You cannot to a z-test here. The population standard deviation $\sigma$ is not known, and so has to be estimated by the sample standard deviation $S = 1.291.$ So your test statistic is $$T = \frac{\bar X - \mu_0}{S/\sqrt{n}}.$$ You should not write $\sigma$ in the denominator because you do not know it.
The critical value for t in this one sided test cuts off 1% from the upper tail of Student's t distribution with 3 degrees of freedom. So the critical value is 4.541. You should look in row 3 of the printed t table in your text to find that value.
Here is a printout of this one-sided one-sample t test from Minitab 17 statistical software.
The P-value 0.051 indicates that this null hypothesis could not (quite) be rejected at the 5% level because the P-value is slightly above 0.050. But you want to test at the 1% level and the decision not to reject is nowhere near the borderline.

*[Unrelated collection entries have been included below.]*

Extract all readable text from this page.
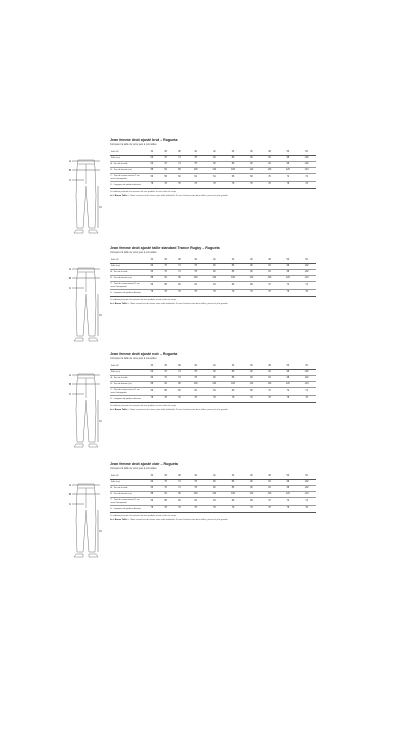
A
B
C
D
Jean femme droit ajusté brut – Rugueta
Comparer la taille de votre jean à nos tailles
Taille FR	34	36	38	40	42	44	46	48	50	52
Taille (cm)	66	70	74	78	82	86	90	94	98	102
A : Tour de la taille	66	70	74	78	82	86	90	94	98	102
B : Tour de bassin (cm)	88	92	96	100	104	108	112	116	120	124
C : Tour de cuisse mesuré 5 cm sous l'entrejambe	56	58	60	62	64	66	68	70	72	74
D : Longueur de jambe intérieure	78	78	78	78	78	78	78	78	78	78
Ce tableau présente les mesures de nos produits et non celles du corps.
La « Bonne Taille » : Notre conseil est de choisir votre taille habituelle. Si vous hésitez entre deux tailles, prenez la plus grande.
A
B
C
D
Jean femme droit ajusté taille standard Trance Rugby – Rugueta
Comparer la taille de votre jean à nos tailles
Taille FR	34	36	38	40	42	44	46	48	50	52
Taille (cm)	66	70	74	78	82	86	90	94	98	102
A : Tour de la taille	66	70	74	78	82	86	90	94	98	102
B : Tour de bassin (cm)	88	92	96	100	104	108	112	116	120	124
C : Tour de cuisse mesuré 5 cm sous l'entrejambe	56	58	60	62	64	66	68	70	72	74
D : Longueur de jambe intérieure	78	78	78	78	78	78	78	78	78	78
Ce tableau présente les mesures de nos produits et non celles du corps.
La « Bonne Taille » : Notre conseil est de choisir votre taille habituelle. Si vous hésitez entre deux tailles, prenez la plus grande.
A
B
C
D
Jean femme droit ajusté noir – Rugueta
Comparer la taille de votre jean à nos tailles
Taille FR	34	36	38	40	42	44	46	48	50	52
Taille (cm)	66	70	74	78	82	86	90	94	98	102
A : Tour de la taille	66	70	74	78	82	86	90	94	98	102
B : Tour de bassin (cm)	88	92	96	100	104	108	112	116	120	124
C : Tour de cuisse mesuré 5 cm sous l'entrejambe	56	58	60	62	64	66	68	70	72	74
D : Longueur de jambe intérieure	78	78	78	78	78	78	78	78	78	78
Ce tableau présente les mesures de nos produits et non celles du corps.
La « Bonne Taille » : Notre conseil est de choisir votre taille habituelle. Si vous hésitez entre deux tailles, prenez la plus grande.
A
B
C
D
Jean femme droit ajusté clair – Rugueta
Comparer la taille de votre jean à nos tailles
Taille FR	34	36	38	40	42	44	46	48	50	52
Taille (cm)	66	70	74	78	82	86	90	94	98	102
A : Tour de la taille	66	70	74	78	82	86	90	94	98	102
B : Tour de bassin (cm)	88	92	96	100	104	108	112	116	120	124
C : Tour de cuisse mesuré 5 cm sous l'entrejambe	56	58	60	62	64	66	68	70	72	74
D : Longueur de jambe intérieure	78	78	78	78	78	78	78	78	78	78
Ce tableau présente les mesures de nos produits et non celles du corps.
La « Bonne Taille » : Notre conseil est de choisir votre taille habituelle. Si vous hésitez entre deux tailles, prenez la plus grande.
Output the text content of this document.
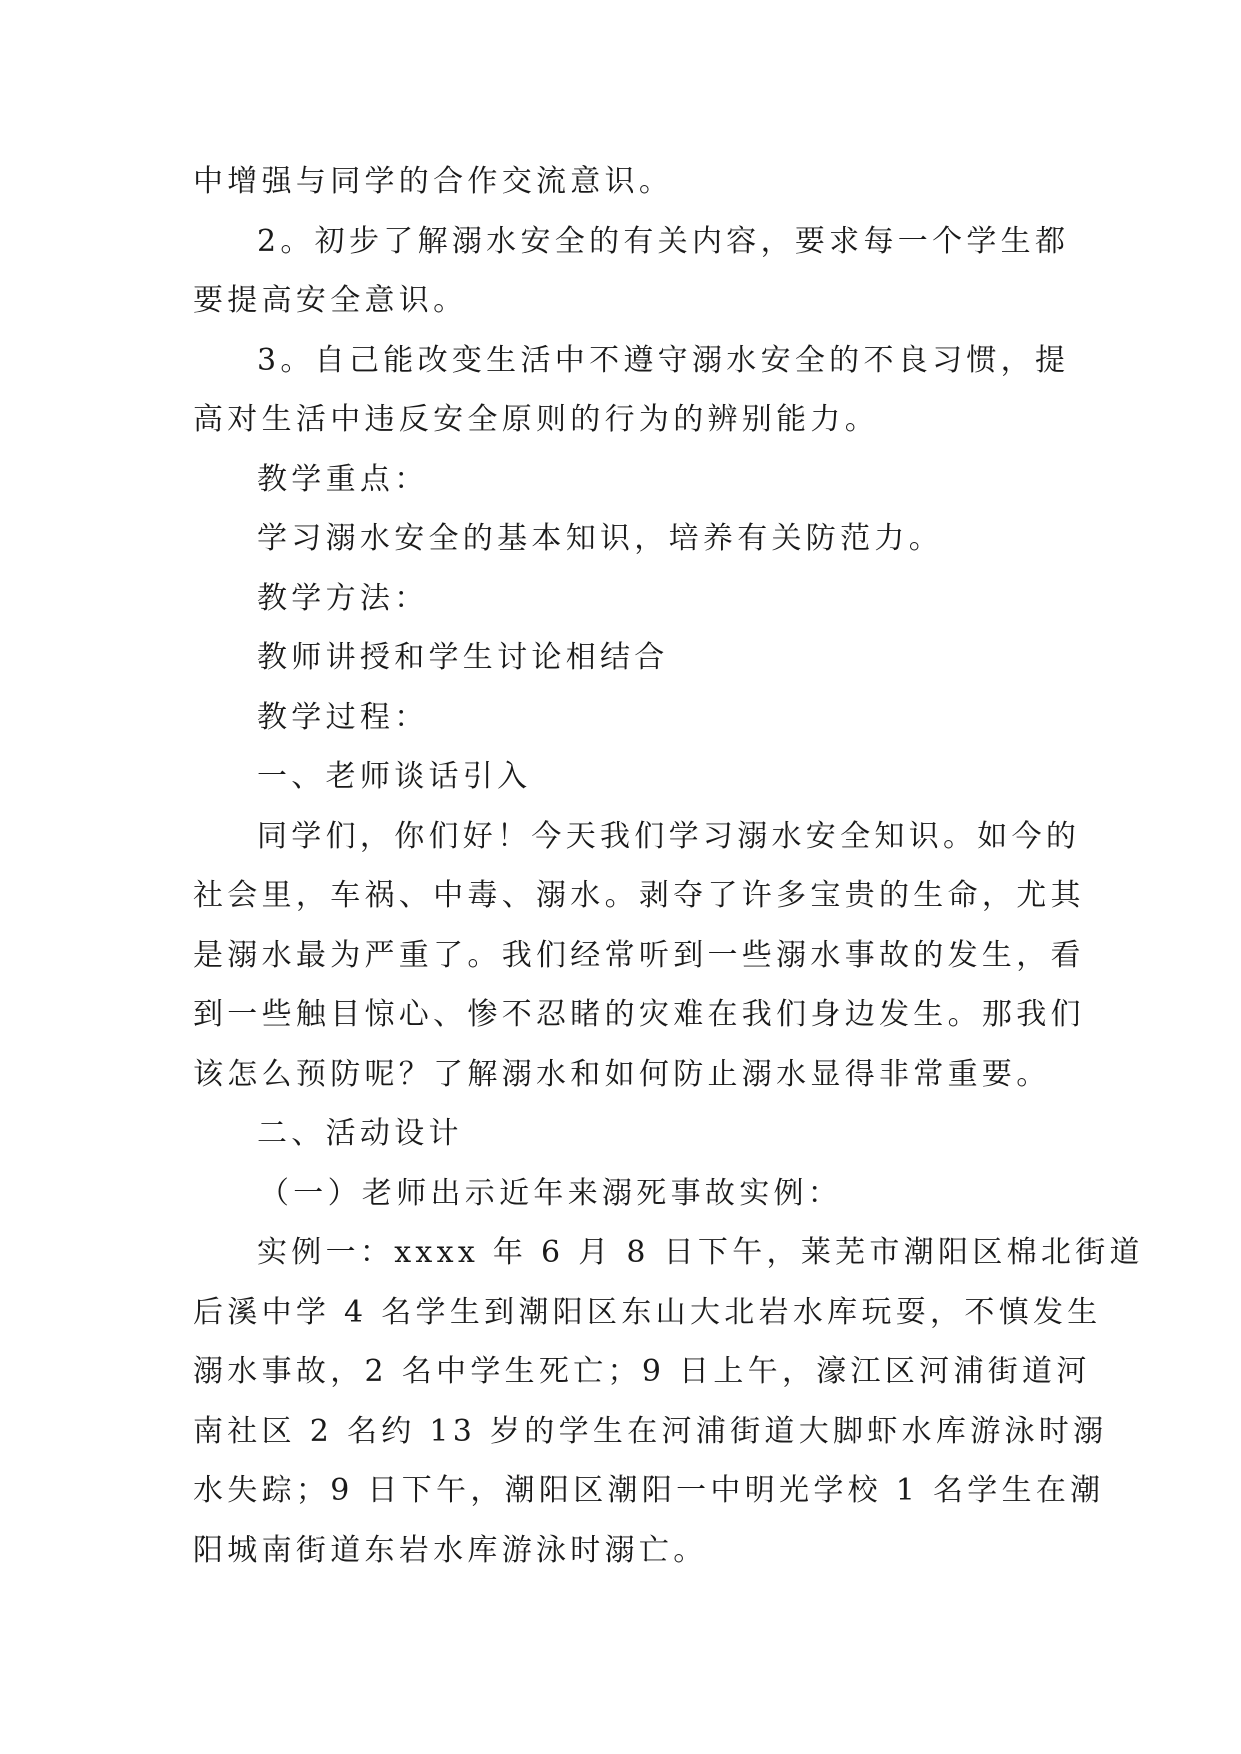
中增强与同学的合作交流意识。
2。初步了解溺水安全的有关内容，要求每一个学生都
要提高安全意识。
3。自己能改变生活中不遵守溺水安全的不良习惯，提
高对生活中违反安全原则的行为的辨别能力。
教学重点：
学习溺水安全的基本知识，培养有关防范力。
教学方法：
教师讲授和学生讨论相结合
教学过程：
一、老师谈话引入
同学们，你们好！今天我们学习溺水安全知识。如今的
社会里，车祸、中毒、溺水。剥夺了许多宝贵的生命，尤其
是溺水最为严重了。我们经常听到一些溺水事故的发生，看
到一些触目惊心、惨不忍睹的灾难在我们身边发生。那我们
该怎么预防呢？了解溺水和如何防止溺水显得非常重要。
二、活动设计
（一）老师出示近年来溺死事故实例：
实例一：xxxx 年 6 月 8 日下午，莱芜市潮阳区棉北街道
后溪中学 4 名学生到潮阳区东山大北岩水库玩耍，不慎发生
溺水事故，2 名中学生死亡；9 日上午，濠江区河浦街道河
南社区 2 名约 13 岁的学生在河浦街道大脚虾水库游泳时溺
水失踪；9 日下午，潮阳区潮阳一中明光学校 1 名学生在潮
阳城南街道东岩水库游泳时溺亡。
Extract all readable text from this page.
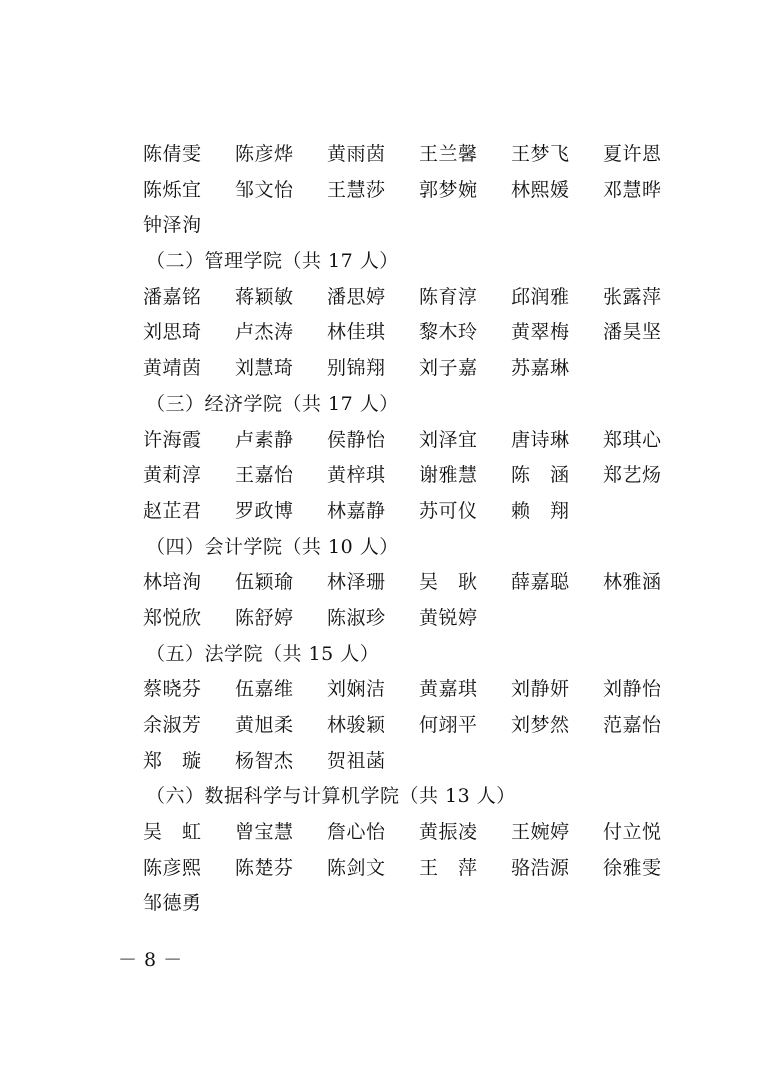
陈倩雯	陈彦烨	黄雨茵	王兰馨	王梦飞	夏许恩
陈烁宜	邹文怡	王慧莎	郭梦婉	林熙媛	邓慧晔
钟泽洵
（二）管理学院（共 17 人）
潘嘉铭	蒋颖敏	潘思婷	陈育淳	邱润雅	张露萍
刘思琦	卢杰涛	林佳琪	黎木玲	黄翠梅	潘昊坚
黄靖茵	刘慧琦	别锦翔	刘子嘉	苏嘉琳
（三）经济学院（共 17 人）
许海霞	卢素静	侯静怡	刘泽宜	唐诗琳	郑琪心
黄莉淳	王嘉怡	黄梓琪	谢雅慧	陈　涵	郑艺炀
赵芷君	罗政博	林嘉静	苏可仪	赖　翔
（四）会计学院（共 10 人）
林培洵	伍颖瑜	林泽珊	吴　耿	薛嘉聪	林雅涵
郑悦欣	陈舒婷	陈淑珍	黄锐婷
（五）法学院（共 15 人）
蔡晓芬	伍嘉维	刘娴洁	黄嘉琪	刘静妍	刘静怡
余淑芳	黄旭柔	林骏颖	何翊平	刘梦然	范嘉怡
郑　璇	杨智杰	贺祖菡
（六）数据科学与计算机学院（共 13 人）
吴　虹	曾宝慧	詹心怡	黄振凌	王婉婷	付立悦
陈彦熙	陈楚芬	陈剑文	王　萍	骆浩源	徐雅雯
邹德勇
－ 8 －
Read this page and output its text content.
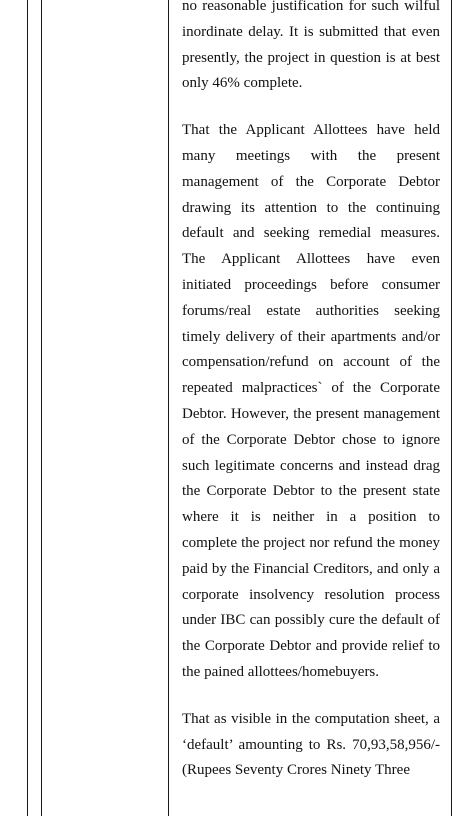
no reasonable justification for such wilful inordinate delay. It is submitted that even presently, the project in question is at best only 46% complete.

That the Applicant Allottees have held many meetings with the present management of the Corporate Debtor drawing its attention to the continuing default and seeking remedial measures. The Applicant Allottees have even initiated proceedings before consumer forums/real estate authorities seeking timely delivery of their apartments and/or compensation/refund on account of the repeated malpractices` of the Corporate Debtor. However, the present management of the Corporate Debtor chose to ignore such legitimate concerns and instead drag the Corporate Debtor to the present state where it is neither in a position to complete the project nor refund the money paid by the Financial Creditors, and only a corporate insolvency resolution process under IBC can possibly cure the default of the Corporate Debtor and provide relief to the pained allottees/homebuyers.

That as visible in the computation sheet, a ‘default’ amounting to Rs. 70,93,58,956/- (Rupees Seventy Crores Ninety Three
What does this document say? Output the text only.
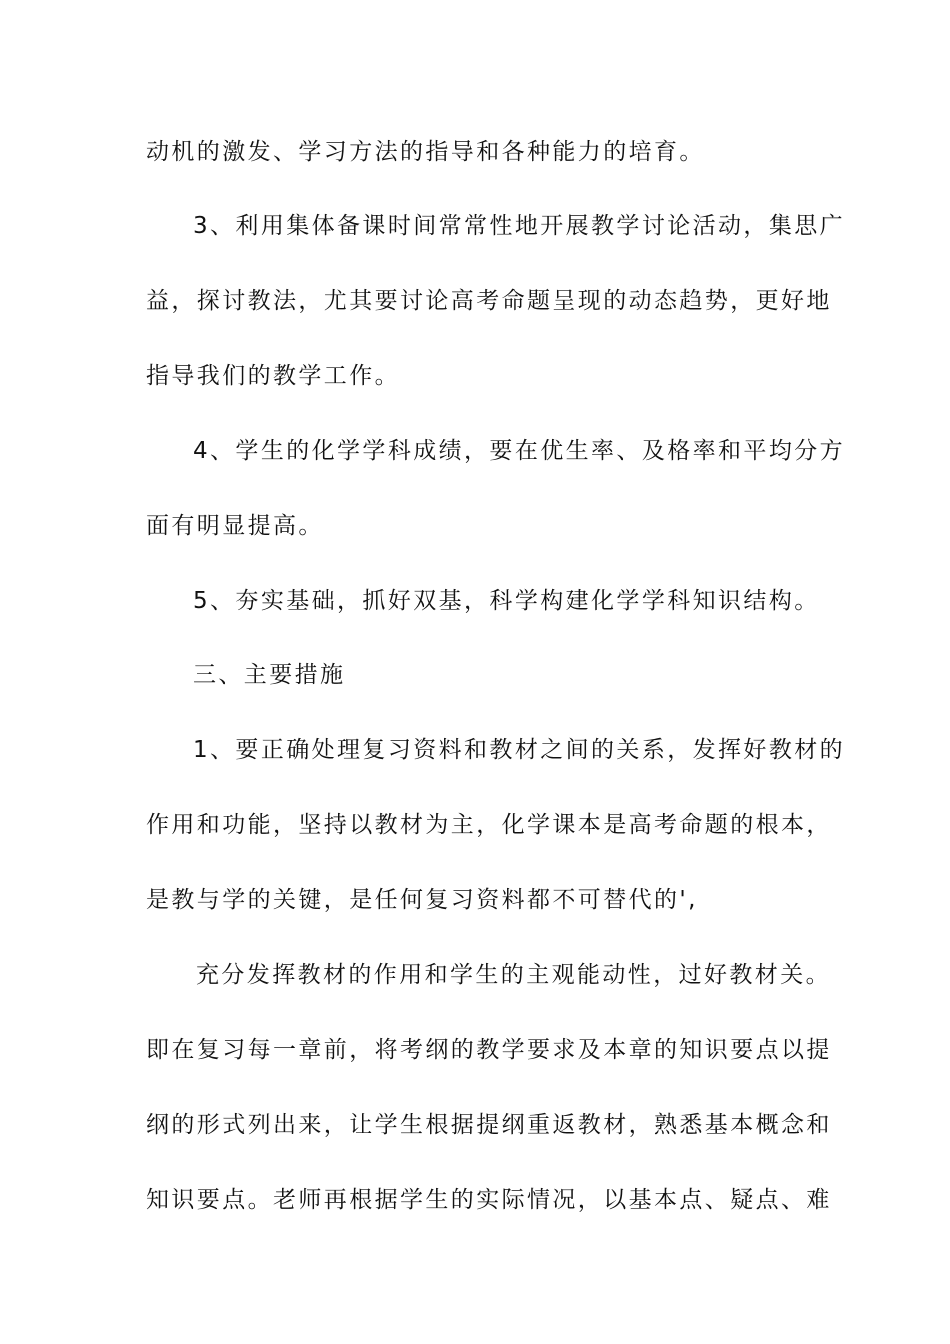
动机的激发、学习方法的指导和各种能力的培育。
3、利用集体备课时间常常性地开展教学讨论活动，集思广
益，探讨教法，尤其要讨论高考命题呈现的动态趋势，更好地
指导我们的教学工作。
4、学生的化学学科成绩，要在优生率、及格率和平均分方
面有明显提高。
5、夯实基础，抓好双基，科学构建化学学科知识结构。
三、主要措施
1、要正确处理复习资料和教材之间的关系，发挥好教材的
作用和功能，坚持以教材为主，化学课本是高考命题的根本，
是教与学的关键，是任何复习资料都不可替代的',
充分发挥教材的作用和学生的主观能动性，过好教材关。
即在复习每一章前，将考纲的教学要求及本章的知识要点以提
纲的形式列出来，让学生根据提纲重返教材，熟悉基本概念和
知识要点。老师再根据学生的实际情况，以基本点、疑点、难
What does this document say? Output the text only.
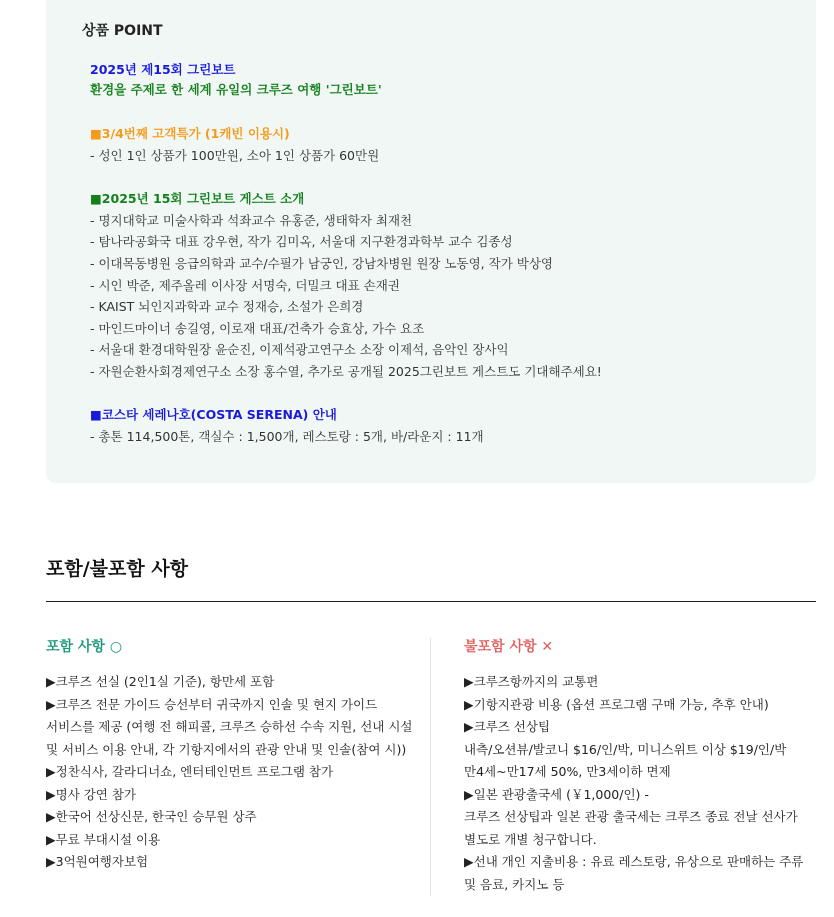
상품 POINT
2025년 제15회 그린보트
환경을 주제로 한 세계 유일의 크루즈 여행 '그린보트'
■3/4번째 고객특가 (1캐빈 이용시)
- 성인 1인 상품가 100만원, 소아 1인 상품가 60만원
■2025년 15회 그린보트 게스트 소개
- 명지대학교 미술사학과 석좌교수 유홍준, 생태학자 최재천
- 탐나라공화국 대표 강우현, 작가 김미옥, 서울대 지구환경과학부 교수 김종성
- 이대목동병원 응급의학과 교수/수필가 남궁인, 강남차병원 원장 노동영, 작가 박상영
- 시인 박준, 제주올레 이사장 서명숙, 더밀크 대표 손재권
- KAIST 뇌인지과학과 교수 정재승, 소설가 은희경
- 마인드마이너 송길영, 이로재 대표/건축가 승효상, 가수 요조
- 서울대 환경대학원장 윤순진, 이제석광고연구소 소장 이제석, 음악인 장사익
- 자원순환사회경제연구소 소장 홍수열, 추가로 공개될 2025그린보트 게스트도 기대해주세요!
■코스타 세레나호(COSTA SERENA) 안내
- 총톤 114,500톤, 객실수 : 1,500개, 레스토랑 : 5개, 바/라운지 : 11개
포함/불포함 사항
포함 사항 ○	불포함 사항 ✕
▶크루즈 선실 (2인1실 기준), 항만세 포함
▶크루즈 전문 가이드 승선부터 귀국까지 인솔 및 현지 가이드
서비스를 제공 (여행 전 해피콜, 크루즈 승하선 수속 지원, 선내 시설
및 서비스 이용 안내, 각 기항지에서의 관광 안내 및 인솔(참여 시))
▶정찬식사, 갈라디너쇼, 엔터테인먼트 프로그램 참가
▶명사 강연 참가
▶한국어 선상신문, 한국인 승무원 상주
▶무료 부대시설 이용
▶3억원여행자보험
▶크루즈항까지의 교통편
▶기항지관광 비용 (옵션 프로그램 구매 가능, 추후 안내)
▶크루즈 선상팁
내측/오션뷰/발코니 $16/인/박, 미니스위트 이상 $19/인/박
만4세~만17세 50%, 만3세이하 면제
▶일본 관광출국세 (￥1,000/인) -
크루즈 선상팁과 일본 관광 출국세는 크루즈 종료 전날 선사가
별도로 개별 청구합니다.
▶선내 개인 지출비용 : 유료 레스토랑, 유상으로 판매하는 주류
및 음료, 카지노 등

In terms of the critical value 4.541 from the t table, you cannot reject because the computed value of the T statistic is 2.32. You could reject at the 1% level only if $T > 4.541.$
Just based on tuition, you should not expect to reject $H_0: \mu \le 20$ against the alternative $H_a: \mu > 20.$ One of the sharks captured is 20 ft long and the other three are only a little longer. Expensive and dangerous or not, catching just four sharks is not enough.
According to a more advanced computation, if the true length of sharks off the Bermuda were 22 ft (with a SD around 1.3), then a sample of size of at least $n = 6$ would have been required in order to have a reasonable chance of detecting that they average over 20 ft.